5) Drink Lots of Water
One study suggests an effective weight-loss aid is water. Drinking two 8-ounce glasses of water before breakfast, lunch, and dinner while also cutting back on portions may help you lose weight and keep it off for at least a year, according to research presented at the American Chemical Society in Boston.
“As part of a prudent, low-calorie weight-loss diet, adding water may help with weight-loss success,” says Brenda Davy, Ph.D., the lead author of the study and an associate professor of nutrition at Virginia Tech, in Blacksburg.

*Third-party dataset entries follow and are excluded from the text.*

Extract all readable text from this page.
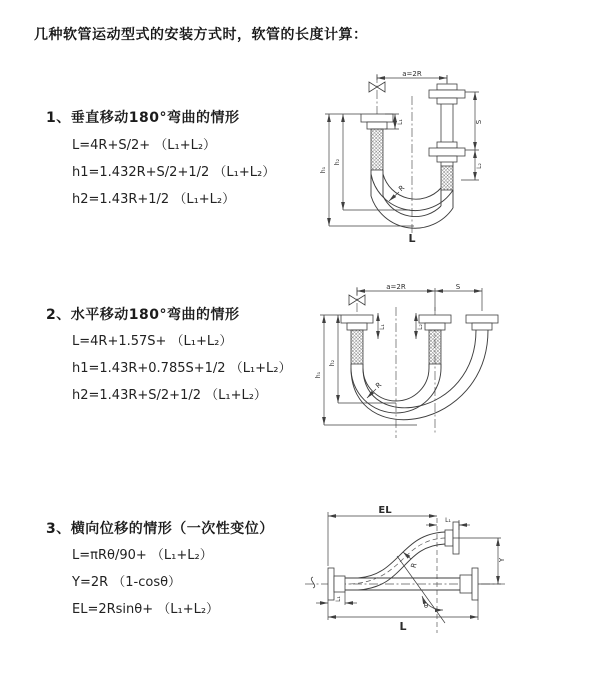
几种软管运动型式的安装方式时，软管的长度计算：
1、垂直移动180°弯曲的情形
L=4R+S/2+ （L₁+L₂）
h1=1.432R+S/2+1/2 （L₁+L₂）
h2=1.43R+1/2 （L₁+L₂）
a=2R
S
L₂
L₁
h₂
h₁
R
L
2、水平移动180°弯曲的情形
L=4R+1.57S+ （L₁+L₂）
h1=1.43R+0.785S+1/2 （L₁+L₂）
h2=1.43R+S/2+1/2 （L₁+L₂）
a=2R	S
L₁	L₂
h₂
h₁
R
3、横向位移的情形（一次性变位）
L=πRθ/90+ （L₁+L₂）
Y=2R （1-cosθ）
EL=2Rsinθ+ （L₁+L₂）	θ
R
EL
L₁
Y
L
L₁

4) Stop Eating When You’re 80% Full
A Dr. Oz article claims an extra 3 ounces of chicken means an extra 7 grams of fat or having an extra serving of rice or pasta can mean overeating by as much as 300 calories – and that’s more than you burn in your workouts most of the time.
3) Fat-Free Dressing
Eat your salads with fat-free dressings. Each tablespoon of oil that you use is 120 calories and 14 grams of fat! If you are eating too much fat, your body will not burn it.
However, one related comment noted that if you use a fat-free dressing you are better off not even eating a salad.
“Much of the nutritional value in a salad is absorbed only if consumed with a fat (ie. some vitamins are fat soluble like vitamins A, D, E and K) so be aware to use a quality olive oil with your salad and avoid adding the high sugar found in some dressings.”
2) Reassess Your Goal Weight
According to Judith S. Beck, PhD, director of the Beck Institute for Cognitive Therapy and Research in Philadelphia and author of The Beck Diet Solution. you may not need to lose any more pounds.
“Perhaps you can reach your number. But the question to ask yourself is, once you get there, can you maintain approximately the same exercise and diet pace for the rest of your life?” she says.
Instead of aiming for your lowest achievable weight, you might want to shoot for your lowest maintainable weight. “It’s not giving up,” she adds. “It’s being realistic and shifting to a maintenance strategy before you get completely demoralized.”
1) When All Else Fails, Increase Meal Size
A dieter’s body eventually adapts to receiving fewer calories without losing weight. So although it may seem counter-intuitive, Dr. Caroline J. Cederquist, a metabolic expert and board-certified medical weight management specialist, recommends something she calls a “metabolic adjustment phase.”
Instead of reducing calories, she suggests a two-week period of increased meal sizes. “During this phase, the goal is not to lose weight, but to readjust your body’s ability to metabolize an increasing number of calories, by increasing portion sizes and bumping up caloric intake.”
When your weight begins to decrease, slowly resume your diet again.